The same approach is used for organised religion, the reactionary forces of army and government, the Cossacks, the Bourgeoisie and all the main factors eroding the gains made in February ’17 and thereby necessitating the eventual full Bolshevik revolution on 25th October 2017. At the start of the film a statue in memory of Tsar Alexander II is torn down and half-way through is begins to re-assemble itself… funny, hammer and sickle over-the-head obvious but that’s the business of propaganda-show nyet
Kerenski under pressure...
Grigori Aleksandrov is co-writer and co-director but the style seems to fit with that used by Eisenstein in Strike (1925) and Battleship Potemkin (1925). There is the same approach to casting, with the players mostly amateur and cast for looks, none more so than Vasili Nikandrov who looks like Vladimir Lenin and the direction is enough to make sure that he acts like him too. There are some ace faces playing Cossacks and the middle classes who turn on a loyal Bolshevik and beat him to death with their parasols… I also liked a scene in which the Cossacks dance balletically on a Persian rug whilst ordinary soldiers jig in a pool of mud: it’s a joyous improvisation which captures the directors’ ability to keep the rough edges even when his editing leaves him in perfect control of the visual end-product.
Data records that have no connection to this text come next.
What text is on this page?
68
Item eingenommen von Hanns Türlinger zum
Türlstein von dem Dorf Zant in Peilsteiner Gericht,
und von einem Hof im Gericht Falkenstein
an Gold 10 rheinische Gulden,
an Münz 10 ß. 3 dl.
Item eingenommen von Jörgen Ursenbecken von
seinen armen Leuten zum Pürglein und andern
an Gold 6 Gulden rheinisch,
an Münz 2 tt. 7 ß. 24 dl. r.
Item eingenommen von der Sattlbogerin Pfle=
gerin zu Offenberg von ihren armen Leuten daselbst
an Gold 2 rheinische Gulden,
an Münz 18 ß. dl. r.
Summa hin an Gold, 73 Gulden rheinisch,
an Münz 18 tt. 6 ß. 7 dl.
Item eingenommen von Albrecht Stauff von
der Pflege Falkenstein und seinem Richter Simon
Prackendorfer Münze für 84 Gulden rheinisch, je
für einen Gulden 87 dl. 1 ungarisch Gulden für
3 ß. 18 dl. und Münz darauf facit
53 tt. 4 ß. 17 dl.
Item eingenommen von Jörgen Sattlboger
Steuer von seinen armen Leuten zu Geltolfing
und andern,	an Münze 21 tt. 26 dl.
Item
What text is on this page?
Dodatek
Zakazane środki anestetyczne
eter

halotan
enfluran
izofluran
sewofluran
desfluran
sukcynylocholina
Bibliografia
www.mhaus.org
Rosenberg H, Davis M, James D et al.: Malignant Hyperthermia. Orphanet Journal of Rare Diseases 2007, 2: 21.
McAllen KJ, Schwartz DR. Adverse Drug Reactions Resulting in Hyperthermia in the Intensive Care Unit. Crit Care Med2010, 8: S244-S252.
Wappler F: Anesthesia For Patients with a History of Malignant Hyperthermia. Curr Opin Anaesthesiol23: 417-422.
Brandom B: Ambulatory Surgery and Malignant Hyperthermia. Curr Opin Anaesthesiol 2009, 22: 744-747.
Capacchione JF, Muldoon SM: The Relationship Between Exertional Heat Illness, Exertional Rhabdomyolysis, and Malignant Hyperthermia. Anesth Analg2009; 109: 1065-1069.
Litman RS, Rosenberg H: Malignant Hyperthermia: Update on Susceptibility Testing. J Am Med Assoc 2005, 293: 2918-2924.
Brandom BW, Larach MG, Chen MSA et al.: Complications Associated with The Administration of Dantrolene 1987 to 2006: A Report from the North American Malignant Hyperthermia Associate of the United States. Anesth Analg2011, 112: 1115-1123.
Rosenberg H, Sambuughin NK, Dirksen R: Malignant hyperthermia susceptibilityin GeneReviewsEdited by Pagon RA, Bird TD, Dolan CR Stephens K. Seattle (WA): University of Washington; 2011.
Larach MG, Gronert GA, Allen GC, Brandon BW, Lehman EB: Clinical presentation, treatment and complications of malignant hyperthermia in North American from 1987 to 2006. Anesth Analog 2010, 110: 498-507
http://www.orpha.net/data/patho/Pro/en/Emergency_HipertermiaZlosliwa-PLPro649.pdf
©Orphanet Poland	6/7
There’s a magnificent sequence when the authorities call for all the bridges around the centre of Moscow to be lifted so as to isolate the proletariat and prevent their access. It follows on from a riot and as the bridges lift a dead horse goes with one and another gently lifts the flowing locks of an unconscious woman… lives without consequence to an uncaring, conflicted, interim government which – the film says – still wore some of the Tsar’s clothes.

The revoilution was not filmed and so this recreation remains our "view" of the storming of the Winter Palace...
Certainly, the film is propagandist and "un-historical" but it is historic in of itself and this combined restoration of sound and vision cements its position in the cannon. Some compare it with Triumph of the Will but, firstly, whilst Eisenstein and this film are far more worthy and influential, the Soviet experiment was not pre-destined to turn into authoritarianism and mass-slaughter (seriously) whereas, the National Socialists’ had a clear agenda. Any viewing of both films shows the huge difference between the party forcing a single, rigid aesthetic and the other celebrating people power and the chance to build a fairer society for all the people.

“For Bread, For Peace, For the Brotherhood”.

At the end the packed main auditorium at the Barbican exploded with thunderous ovation for the orchestra, conductor, music and film. As so often, tonight was a mix of concert-goers and the cinephiles… no doubt there were differing interpretations of the film but I swear as I left the were the unmistakable vibrations of revolution in the air… When I wake up tomorrow the means of production make well have been seized… such as they remain.

The LSO take a bow.
My bust of Vladimir Ilyich Ulyanov, a present from Moscow in 1981, overlooks tonight's programme.